You should know that double is the normal floating-point type, and float is half sized and should only be used where you really need to save the space.

Your program is mostly dealing with reading input, which is not the problem you came to solve! A real utility program would take command line arguments, not prompt the user to type things. That is, you might issue the command prompt> ./quadform 34 -18.2 87 No retries to worry about; just an error if the args don't parse properly.

You should put the real work in a function, not directly in main. Then you can call it from testing code with built-in values that runs automatically. Right now you have to re-type all your tests every time you re-test after a change! Put the input and output in separate functions too.

Don't use in/out parameters. Your set_number_from_stdin has a perfectly good return value that's not even being used, so why is it functioning by changing the parameter?

Declare variables where you need them, not all at the top. This has been the standard in C for over twenty years now.

E.g. const double delta = b * b - 4 * a * c;

Answer 5

Result

Thank you all for your answers. :) I think I've come to a really satisfactory result to me. I've learned a lot. In this stadium I think I'm done with this program unless there's some bug I don't know about (may be, if I know myself).

Rewrote the original program to making it a running script instead of reading the result from stdin. Used struct to organise my result.

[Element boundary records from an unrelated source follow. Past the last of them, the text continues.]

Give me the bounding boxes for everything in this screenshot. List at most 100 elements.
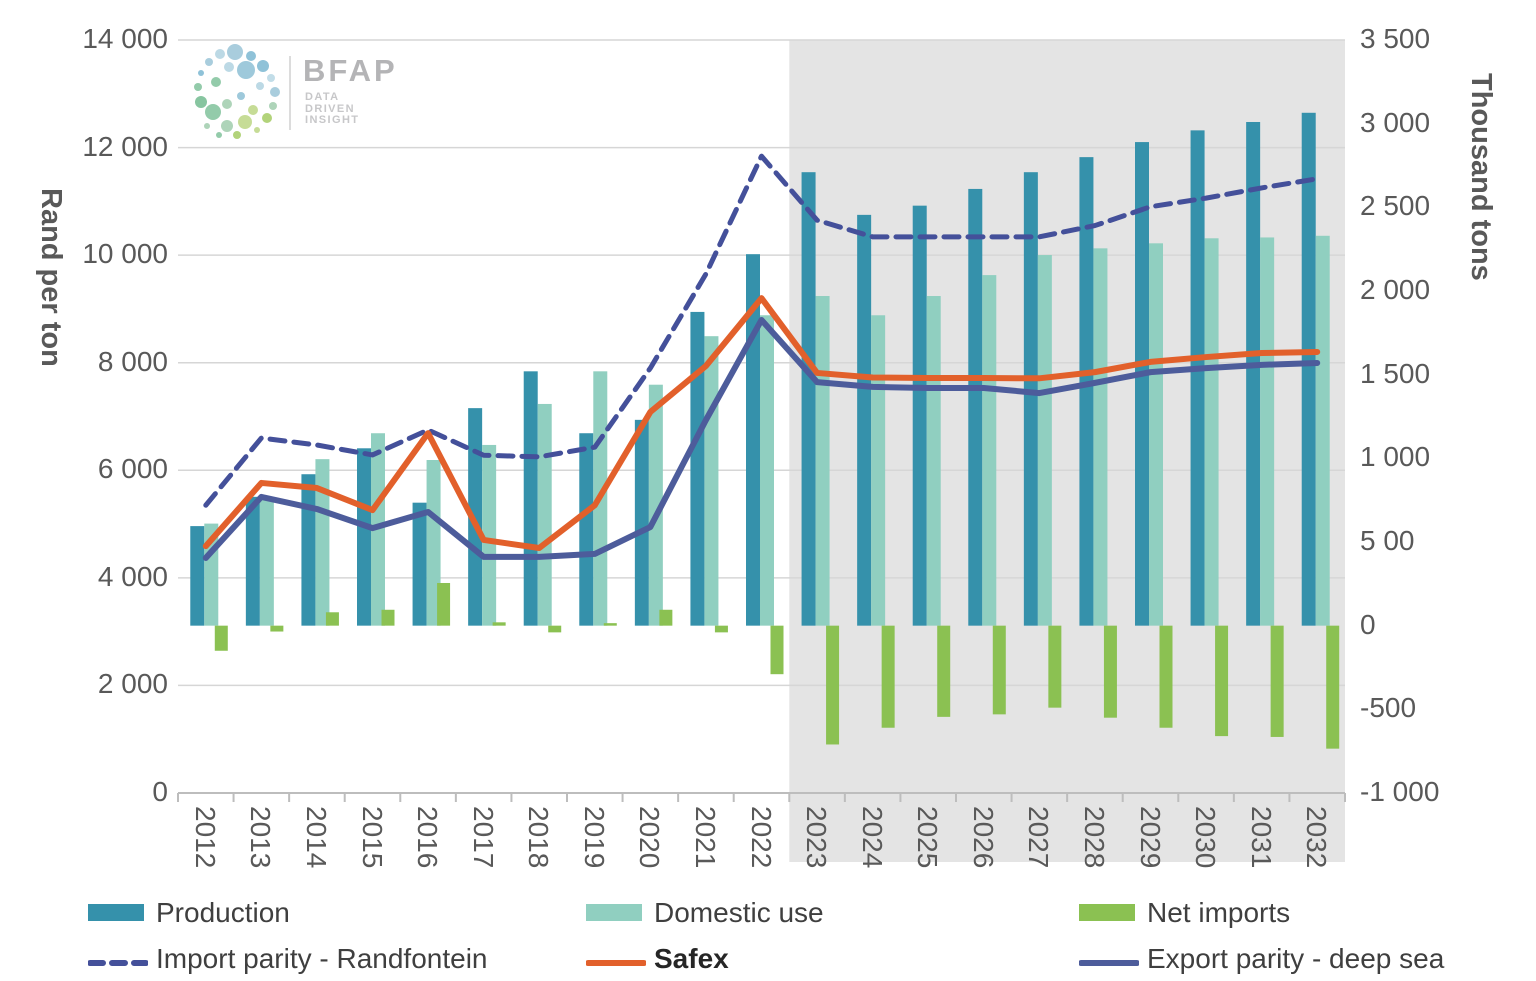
x-axis-label-2028: 2028 [1078, 806, 1110, 869]
legend-label-net-imports: Net imports [1147, 897, 1291, 928]
bar-net-imports-2028 [1103, 625, 1117, 718]
bar-production-2023 [801, 172, 816, 626]
x-axis-label-2018: 2018 [523, 806, 555, 869]
legend-label-domestic-use: Domestic use [654, 897, 824, 928]
bar-net-imports-2016 [437, 582, 451, 626]
bar-production-2012 [190, 526, 205, 626]
bar-domestic-use-2030 [1204, 238, 1219, 626]
bar-domestic-use-2018 [537, 403, 552, 626]
legend-marker-net-imports [1079, 904, 1135, 921]
bar-net-imports-2023 [826, 625, 840, 745]
bar-net-imports-2014 [325, 612, 339, 626]
bar-domestic-use-2028 [1093, 248, 1108, 626]
right-axis-tick-label: -500 [1360, 692, 1417, 724]
right-axis-tick-label: 0 [1360, 608, 1376, 640]
bar-production-2029 [1135, 142, 1149, 626]
bar-net-imports-2032 [1326, 625, 1340, 749]
bar-production-2032 [1301, 112, 1316, 626]
bar-domestic-use-2032 [1315, 235, 1330, 626]
left-axis-tick-label: 6 000 [97, 453, 168, 485]
x-axis-label-2017: 2017 [467, 806, 499, 869]
legend-marker-safex [585, 955, 647, 966]
legend-label-import-parity-randfontein: Import parity - Randfontein [156, 943, 488, 974]
bar-domestic-use-2014 [315, 459, 330, 626]
x-axis-label-2029: 2029 [1134, 806, 1166, 869]
bar-net-imports-2018 [548, 625, 562, 633]
right-axis-title: Thousand tons [1465, 73, 1497, 281]
bar-production-2021 [690, 311, 705, 626]
bar-production-2027 [1023, 172, 1038, 626]
bar-production-2026 [968, 188, 983, 626]
right-axis-tick-label: 1 000 [1360, 441, 1431, 473]
bar-net-imports-2026 [992, 625, 1006, 715]
x-axis-label-2031: 2031 [1245, 806, 1277, 869]
legend-label-safex: Safex [654, 943, 729, 974]
bar-net-imports-2027 [1048, 625, 1062, 708]
bar-net-imports-2012 [214, 625, 228, 651]
left-axis-tick-label: 10 000 [82, 238, 168, 270]
x-axis-label-2024: 2024 [856, 806, 888, 869]
bar-production-2024 [857, 214, 872, 626]
bar-domestic-use-2013 [259, 499, 274, 626]
bar-net-imports-2017 [492, 622, 506, 626]
bar-net-imports-2024 [881, 625, 895, 728]
legend-marker-domestic-use [586, 904, 642, 921]
right-axis-tick-label: 2 000 [1360, 274, 1431, 305]
right-axis-tick-label: -1 000 [1360, 776, 1440, 807]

It was fun to me to write it and I hope you have honed your C/C++ skills, too. :) Thank you all for your answers once again! You guys are absolute chads.

Source code

#include <stdio.h>
#include <ctype.h>
#include <math.h>
#include <stdlib.h>

double string_to_double(char* str)
{
    double returned_float;
    char *endptr;

    returned_float = strtod(str, &endptr);

    if (str == endptr)
    {
        printf("error: Enter parameters in as digits.\n");
        exit(1);
    }

    // prevent junk at the end
    if (*endptr != 0)
    {
        printf("error: Enter parameters as only digits.\n");
        exit(1);
    }

    return returned_float;
}

typedef struct Roots
{
    int     n;
    double  roots[2];
} Roots;

Roots find_zero_places(double a, double b, double c)
{
    const double DELTA = b * b - 4 * a * c;
    printf("The discriminator: %.1f\n", DELTA);

    Roots root_result;
    
    if (DELTA > 0)
    {
        const double DELTA_SQRT = sqrt(DELTA);

        root_result.n = 2;
        root_result.roots[0] = ( -b + DELTA_SQRT ) / ( 2.0f * a );
        root_result.roots[1] = ( -b - DELTA_SQRT ) / ( 2.0f * a) ;
    }
    else if (DELTA == 0)
    {
        root_result.n = 1;
        root_result.roots[0] = -b / (2.0f * a);
    }
    else
    {
        root_result.n = 0;
    }

    return root_result;
}

void print_results(Roots *root_results)
{
    if (root_results->n == 0)
    {
        printf("Zero places are not in the set of real numbers.\n");
    }
    else
    {
        printf("Zero place(s): ");

        for (int i = 0; i < root_results->n; i++)
        {
            if (i != 0)
                printf(", ");

            printf("%.1f", root_results->roots[i]);
        }

        printf("\n");
    }
}

int main(int argc, char *argv[])
{
    double a, b, c;

    if (argc < 4)
    {
        printf("Please enter a, b and c parameter.\n");
        exit(1);
    }
    else
    {
        if (argv[1])
        {
            a = string_to_double(argv[1]);

            if (a == 0)
            {
                printf("When a = 0 the function is not quadratic.\n");
                exit(1);
            }
        }
        if (argv[2])
            b = string_to_double(argv[2]);
        if (argv[3])
            c = string_to_double(argv[3]);

        Roots root_results = find_zero_places(a, b, c);
        print_results(&root_results);
    }
}